Autophagy is stimulated by multiple forms of stress, such as metabolic stress, endoplasmic reticulum (ER) stress, hypoxia, DNA damage, and elevated ROS [36]. Autophagy is one of defense mechanisms against oxidative stress damage [37]. Furthermore, there is a crosstalk between autophagy and apoptosis, and the activation of autophagy and the context determine the roles of autophagy in cancer [38]. Although we have illustrated the dual functions of TIGAR in modulating autophagy and apoptosis in HCC cells [15], the complexity of autophagy in various cancers or in the same cancer at the different stages may play positive or negative functions in affecting the progress and the chemo-sensitivity of cancers, which makes us to further explore whether the dual regulatory effects of TIGAR on cancer cells also occur in other cancers or in response to other chemo-drugs. In response to aescin-induced stress and damage reaction, autophagy, as a defensive action, was activated by aescin (Fig. 6). Concurrently, TIGAR, as a stress response protein, was also upregulated by aescin. There were two protective reactions in response to aescin, one is the increase of TIGAR protein levels, and the other is the increase in autophagy activity. Does TIGAR play dual functions in aescin-treated cancer cells via regulating autophagy and apoptosis? Our results showed that knockdown of TIGAR increased aescin-induced autophagy and ROS (Fig. 6). The elevated autophagy protected cancer cells, as inhibition of autophagy exacerbated the DNA damage and apoptosis induced by aescin and TIGAR knockdown (Fig. 6). Collectively, these results underline a protective role of autophagy in the anticancer effects of aescin, indicating TIGAR has a dual role in determining cancer cell fate via inhibiting both apoptosis and autophagy in response to aescin in CRC cells.

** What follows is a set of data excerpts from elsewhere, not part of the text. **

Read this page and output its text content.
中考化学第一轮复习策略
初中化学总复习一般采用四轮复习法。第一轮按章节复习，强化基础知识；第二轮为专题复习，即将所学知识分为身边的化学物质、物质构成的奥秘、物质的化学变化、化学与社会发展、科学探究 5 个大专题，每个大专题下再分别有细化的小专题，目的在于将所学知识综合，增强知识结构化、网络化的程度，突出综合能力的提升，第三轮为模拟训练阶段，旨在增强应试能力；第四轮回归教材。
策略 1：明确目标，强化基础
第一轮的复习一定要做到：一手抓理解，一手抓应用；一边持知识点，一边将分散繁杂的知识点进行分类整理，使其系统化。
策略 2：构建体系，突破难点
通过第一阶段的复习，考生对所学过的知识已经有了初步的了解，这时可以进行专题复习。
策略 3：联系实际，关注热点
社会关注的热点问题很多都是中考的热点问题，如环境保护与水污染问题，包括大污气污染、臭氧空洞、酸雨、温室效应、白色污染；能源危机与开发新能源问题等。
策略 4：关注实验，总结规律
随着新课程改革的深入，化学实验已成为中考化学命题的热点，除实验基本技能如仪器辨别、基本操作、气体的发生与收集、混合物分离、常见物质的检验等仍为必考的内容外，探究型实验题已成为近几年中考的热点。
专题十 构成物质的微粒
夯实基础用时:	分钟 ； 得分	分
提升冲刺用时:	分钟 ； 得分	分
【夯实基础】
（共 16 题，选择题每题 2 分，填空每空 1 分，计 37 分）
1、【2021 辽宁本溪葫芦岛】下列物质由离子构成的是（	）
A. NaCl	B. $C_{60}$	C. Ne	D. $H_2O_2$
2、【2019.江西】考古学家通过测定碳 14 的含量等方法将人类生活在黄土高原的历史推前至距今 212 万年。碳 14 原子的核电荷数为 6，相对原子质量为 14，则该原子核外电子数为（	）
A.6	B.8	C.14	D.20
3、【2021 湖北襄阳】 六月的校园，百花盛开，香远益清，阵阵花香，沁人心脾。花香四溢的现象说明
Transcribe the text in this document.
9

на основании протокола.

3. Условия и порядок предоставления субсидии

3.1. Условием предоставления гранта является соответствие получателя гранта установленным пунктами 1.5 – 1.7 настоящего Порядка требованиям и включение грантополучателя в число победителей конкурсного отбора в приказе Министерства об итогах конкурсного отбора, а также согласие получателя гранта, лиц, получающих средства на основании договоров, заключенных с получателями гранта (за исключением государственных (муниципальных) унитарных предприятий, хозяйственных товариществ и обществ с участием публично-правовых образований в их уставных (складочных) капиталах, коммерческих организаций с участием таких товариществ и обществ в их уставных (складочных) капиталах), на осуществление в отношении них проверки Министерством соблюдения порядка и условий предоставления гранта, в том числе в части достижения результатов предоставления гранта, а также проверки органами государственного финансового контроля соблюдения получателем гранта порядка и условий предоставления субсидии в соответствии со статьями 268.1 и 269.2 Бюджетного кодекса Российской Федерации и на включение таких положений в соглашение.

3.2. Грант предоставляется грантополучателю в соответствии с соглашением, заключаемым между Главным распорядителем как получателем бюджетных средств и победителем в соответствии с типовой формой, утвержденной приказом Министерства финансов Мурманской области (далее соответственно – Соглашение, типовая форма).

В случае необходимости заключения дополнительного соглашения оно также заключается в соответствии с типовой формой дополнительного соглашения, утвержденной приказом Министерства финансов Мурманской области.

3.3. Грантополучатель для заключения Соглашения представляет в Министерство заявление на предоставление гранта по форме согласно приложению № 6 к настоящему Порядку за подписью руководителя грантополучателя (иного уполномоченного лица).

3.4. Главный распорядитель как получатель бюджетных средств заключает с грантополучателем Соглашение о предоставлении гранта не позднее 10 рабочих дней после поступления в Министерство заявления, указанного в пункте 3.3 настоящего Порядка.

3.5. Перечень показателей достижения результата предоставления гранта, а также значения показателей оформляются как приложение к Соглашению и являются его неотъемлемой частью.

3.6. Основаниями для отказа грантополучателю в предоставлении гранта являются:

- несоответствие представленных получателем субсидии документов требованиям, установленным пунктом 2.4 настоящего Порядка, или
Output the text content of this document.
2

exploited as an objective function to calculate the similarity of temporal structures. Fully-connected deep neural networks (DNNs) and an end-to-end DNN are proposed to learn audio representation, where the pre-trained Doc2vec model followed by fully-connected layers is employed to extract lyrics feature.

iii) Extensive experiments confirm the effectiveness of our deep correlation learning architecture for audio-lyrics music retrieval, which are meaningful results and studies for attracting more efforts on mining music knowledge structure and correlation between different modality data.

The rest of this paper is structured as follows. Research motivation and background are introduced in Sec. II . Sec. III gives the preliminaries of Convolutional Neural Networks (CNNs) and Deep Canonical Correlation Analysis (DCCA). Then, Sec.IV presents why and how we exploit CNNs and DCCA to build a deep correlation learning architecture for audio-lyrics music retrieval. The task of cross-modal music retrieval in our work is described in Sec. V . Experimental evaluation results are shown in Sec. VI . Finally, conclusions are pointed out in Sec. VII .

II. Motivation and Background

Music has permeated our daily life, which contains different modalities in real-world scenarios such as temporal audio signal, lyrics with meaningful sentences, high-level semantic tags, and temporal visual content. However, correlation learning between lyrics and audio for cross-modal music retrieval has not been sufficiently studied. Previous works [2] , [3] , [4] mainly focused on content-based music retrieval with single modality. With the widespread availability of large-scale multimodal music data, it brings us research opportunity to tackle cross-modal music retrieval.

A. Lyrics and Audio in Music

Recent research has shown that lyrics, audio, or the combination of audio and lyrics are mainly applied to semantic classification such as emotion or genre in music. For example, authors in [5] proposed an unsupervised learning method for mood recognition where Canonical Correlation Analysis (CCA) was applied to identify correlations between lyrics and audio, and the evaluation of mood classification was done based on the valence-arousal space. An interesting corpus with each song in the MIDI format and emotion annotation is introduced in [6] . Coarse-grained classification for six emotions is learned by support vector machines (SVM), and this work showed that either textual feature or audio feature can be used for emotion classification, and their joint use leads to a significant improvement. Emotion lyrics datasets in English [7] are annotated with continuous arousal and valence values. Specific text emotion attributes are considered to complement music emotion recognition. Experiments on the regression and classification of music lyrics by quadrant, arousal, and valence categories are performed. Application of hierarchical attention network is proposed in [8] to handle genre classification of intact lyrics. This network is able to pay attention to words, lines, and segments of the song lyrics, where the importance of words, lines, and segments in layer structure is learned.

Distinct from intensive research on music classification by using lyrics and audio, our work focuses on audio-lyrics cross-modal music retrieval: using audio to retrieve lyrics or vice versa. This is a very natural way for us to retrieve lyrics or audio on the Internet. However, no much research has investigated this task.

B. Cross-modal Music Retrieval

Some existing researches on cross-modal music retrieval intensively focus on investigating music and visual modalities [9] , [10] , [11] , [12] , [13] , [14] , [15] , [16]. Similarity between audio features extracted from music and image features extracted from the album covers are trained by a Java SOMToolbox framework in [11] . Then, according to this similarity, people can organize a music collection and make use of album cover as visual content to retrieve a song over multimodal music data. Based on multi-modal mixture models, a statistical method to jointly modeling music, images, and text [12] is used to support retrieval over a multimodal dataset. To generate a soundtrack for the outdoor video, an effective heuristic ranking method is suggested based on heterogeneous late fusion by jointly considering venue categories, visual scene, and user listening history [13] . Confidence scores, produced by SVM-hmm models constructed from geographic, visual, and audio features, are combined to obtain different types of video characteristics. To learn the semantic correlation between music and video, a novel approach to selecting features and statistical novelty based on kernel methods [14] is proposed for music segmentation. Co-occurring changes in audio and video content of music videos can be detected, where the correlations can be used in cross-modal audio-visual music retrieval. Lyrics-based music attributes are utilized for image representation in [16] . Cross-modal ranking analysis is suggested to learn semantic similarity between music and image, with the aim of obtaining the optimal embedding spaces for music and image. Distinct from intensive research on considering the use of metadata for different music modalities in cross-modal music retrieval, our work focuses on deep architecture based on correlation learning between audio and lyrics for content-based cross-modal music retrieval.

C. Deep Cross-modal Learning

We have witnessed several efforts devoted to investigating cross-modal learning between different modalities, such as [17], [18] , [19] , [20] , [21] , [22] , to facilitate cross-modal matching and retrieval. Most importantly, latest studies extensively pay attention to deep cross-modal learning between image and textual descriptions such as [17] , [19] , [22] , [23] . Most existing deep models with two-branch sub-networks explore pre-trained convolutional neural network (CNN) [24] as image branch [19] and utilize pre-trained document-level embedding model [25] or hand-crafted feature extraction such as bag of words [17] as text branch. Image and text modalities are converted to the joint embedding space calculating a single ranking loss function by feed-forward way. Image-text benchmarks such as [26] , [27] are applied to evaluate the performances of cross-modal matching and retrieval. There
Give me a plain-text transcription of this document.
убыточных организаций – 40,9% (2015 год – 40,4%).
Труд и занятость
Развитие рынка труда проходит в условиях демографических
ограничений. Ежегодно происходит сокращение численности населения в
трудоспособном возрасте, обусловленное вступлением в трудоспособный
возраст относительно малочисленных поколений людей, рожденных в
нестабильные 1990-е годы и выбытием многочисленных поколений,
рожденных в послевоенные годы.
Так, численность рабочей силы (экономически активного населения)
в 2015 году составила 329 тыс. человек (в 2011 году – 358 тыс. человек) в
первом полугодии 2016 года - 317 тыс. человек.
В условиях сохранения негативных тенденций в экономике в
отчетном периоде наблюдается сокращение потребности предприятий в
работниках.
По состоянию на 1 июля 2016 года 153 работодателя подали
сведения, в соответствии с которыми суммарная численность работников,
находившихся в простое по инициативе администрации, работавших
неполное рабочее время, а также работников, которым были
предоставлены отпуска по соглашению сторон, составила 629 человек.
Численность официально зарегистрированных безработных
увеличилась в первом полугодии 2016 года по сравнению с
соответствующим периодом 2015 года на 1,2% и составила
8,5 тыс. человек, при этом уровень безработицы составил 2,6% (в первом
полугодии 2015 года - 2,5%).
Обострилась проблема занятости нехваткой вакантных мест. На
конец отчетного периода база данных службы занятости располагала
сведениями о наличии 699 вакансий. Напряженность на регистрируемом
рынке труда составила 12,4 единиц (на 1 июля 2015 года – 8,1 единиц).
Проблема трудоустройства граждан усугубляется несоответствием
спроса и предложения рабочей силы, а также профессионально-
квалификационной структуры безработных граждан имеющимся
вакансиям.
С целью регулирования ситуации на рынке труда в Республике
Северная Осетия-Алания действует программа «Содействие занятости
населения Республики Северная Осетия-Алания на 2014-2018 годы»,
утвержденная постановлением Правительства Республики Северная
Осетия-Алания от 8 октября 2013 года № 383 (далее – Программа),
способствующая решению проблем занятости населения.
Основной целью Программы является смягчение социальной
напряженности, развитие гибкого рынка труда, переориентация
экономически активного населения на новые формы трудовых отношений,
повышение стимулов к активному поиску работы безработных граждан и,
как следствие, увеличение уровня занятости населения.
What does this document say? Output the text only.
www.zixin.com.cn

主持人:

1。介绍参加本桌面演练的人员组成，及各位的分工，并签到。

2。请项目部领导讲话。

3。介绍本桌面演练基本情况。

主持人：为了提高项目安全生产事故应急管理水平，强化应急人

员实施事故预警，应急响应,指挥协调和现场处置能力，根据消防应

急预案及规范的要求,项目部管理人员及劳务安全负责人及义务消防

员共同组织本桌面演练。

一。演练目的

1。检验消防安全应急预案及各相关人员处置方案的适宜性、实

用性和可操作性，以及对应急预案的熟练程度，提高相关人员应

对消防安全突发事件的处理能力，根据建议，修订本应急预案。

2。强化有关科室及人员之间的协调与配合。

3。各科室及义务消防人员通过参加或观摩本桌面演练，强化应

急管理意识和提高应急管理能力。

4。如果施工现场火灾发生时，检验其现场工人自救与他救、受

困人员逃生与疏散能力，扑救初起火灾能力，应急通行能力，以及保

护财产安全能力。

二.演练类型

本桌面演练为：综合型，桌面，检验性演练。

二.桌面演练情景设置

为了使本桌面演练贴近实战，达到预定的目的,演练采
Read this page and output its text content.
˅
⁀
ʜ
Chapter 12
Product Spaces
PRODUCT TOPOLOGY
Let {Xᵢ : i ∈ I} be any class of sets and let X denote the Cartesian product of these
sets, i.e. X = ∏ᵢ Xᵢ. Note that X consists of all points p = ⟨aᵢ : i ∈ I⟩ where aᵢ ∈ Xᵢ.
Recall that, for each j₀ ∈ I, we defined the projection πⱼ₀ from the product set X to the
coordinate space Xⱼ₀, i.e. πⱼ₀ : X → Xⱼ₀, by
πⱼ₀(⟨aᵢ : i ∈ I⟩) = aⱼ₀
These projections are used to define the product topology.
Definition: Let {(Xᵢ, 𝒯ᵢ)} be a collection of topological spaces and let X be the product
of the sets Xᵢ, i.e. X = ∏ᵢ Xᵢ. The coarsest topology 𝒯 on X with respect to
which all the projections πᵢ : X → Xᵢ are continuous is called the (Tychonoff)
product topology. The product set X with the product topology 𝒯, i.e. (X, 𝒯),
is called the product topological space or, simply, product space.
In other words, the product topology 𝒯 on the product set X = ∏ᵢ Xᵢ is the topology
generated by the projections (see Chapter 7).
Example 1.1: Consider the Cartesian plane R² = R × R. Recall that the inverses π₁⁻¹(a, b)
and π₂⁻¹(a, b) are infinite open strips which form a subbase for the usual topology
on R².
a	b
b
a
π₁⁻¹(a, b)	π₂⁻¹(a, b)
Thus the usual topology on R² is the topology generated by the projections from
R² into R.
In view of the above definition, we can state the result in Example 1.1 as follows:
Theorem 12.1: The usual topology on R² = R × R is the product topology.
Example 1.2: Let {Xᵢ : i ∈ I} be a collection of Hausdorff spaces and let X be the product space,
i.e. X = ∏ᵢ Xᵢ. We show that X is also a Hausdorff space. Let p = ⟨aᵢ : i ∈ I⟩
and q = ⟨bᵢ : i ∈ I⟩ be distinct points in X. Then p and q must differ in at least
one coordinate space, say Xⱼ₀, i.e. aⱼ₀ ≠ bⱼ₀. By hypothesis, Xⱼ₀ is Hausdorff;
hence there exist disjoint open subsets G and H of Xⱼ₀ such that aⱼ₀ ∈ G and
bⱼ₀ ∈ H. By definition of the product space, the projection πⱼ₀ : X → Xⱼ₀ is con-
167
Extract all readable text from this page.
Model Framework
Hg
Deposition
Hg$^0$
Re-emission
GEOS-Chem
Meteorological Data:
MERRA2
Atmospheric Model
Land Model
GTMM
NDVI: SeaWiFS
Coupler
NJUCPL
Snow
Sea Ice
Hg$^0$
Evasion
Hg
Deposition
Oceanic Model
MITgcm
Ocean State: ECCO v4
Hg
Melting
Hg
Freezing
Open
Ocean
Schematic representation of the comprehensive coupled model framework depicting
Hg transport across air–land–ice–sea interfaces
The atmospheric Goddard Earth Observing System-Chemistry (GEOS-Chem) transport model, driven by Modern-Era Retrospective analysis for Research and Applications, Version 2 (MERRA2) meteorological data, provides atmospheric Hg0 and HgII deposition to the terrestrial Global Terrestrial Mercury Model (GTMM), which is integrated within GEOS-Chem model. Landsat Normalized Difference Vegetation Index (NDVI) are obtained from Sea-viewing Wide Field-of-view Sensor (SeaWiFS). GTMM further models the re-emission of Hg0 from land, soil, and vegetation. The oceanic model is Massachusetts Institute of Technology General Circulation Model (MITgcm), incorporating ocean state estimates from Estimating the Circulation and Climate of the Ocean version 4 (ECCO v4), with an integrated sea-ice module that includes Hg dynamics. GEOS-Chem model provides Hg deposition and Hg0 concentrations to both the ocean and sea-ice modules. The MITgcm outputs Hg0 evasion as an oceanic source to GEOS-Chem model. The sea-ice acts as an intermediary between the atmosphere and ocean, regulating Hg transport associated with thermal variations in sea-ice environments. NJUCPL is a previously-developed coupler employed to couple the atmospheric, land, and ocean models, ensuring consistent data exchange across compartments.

The mechanisms of TIGAR in modulating autophagy and apoptosis in vivo may be complicated in various context. The functions of TIGAR in vivo may be different from in vitro. To further demonstrate the functions of TIGAR in promoting cancer progress in vivo, we inhibited the expression of TIGAR using lentivirus. Consistent with the in vitro results, inhibition of TIGAR enhanced the anticancer effects of aescin in vivo, suggesting that TIGAR may be a therapeutic target in treatment of CRC [14]. In addition, we also found the decrease of body weight when aescin was administrated in the first week, suggesting some toxic effects with treatment of aescin in vivo. Moreover, aescin exhibited the toxic effects in normal colon NCM460 cells (Fig. 1c), which may limit the clinical application in treatment of CRC. However, in combination with TIGAR knockdown, or autophagy suppression may provide strategies to reduce the dose of aescin and the side effects, while increases the anticancer efficacy.

In conclusion, TIGAR was upregulated in response to aescin and played key roles in aescin-induced apoptosis via regulating DNA damage and repair, ROS, and autophagy. Hence, targeting the regulation of TIGAR expression or autophagy could represent a promising therapeutic strategy for enhancement of the anticancer effects of aescin in CRC therapeutic interventions.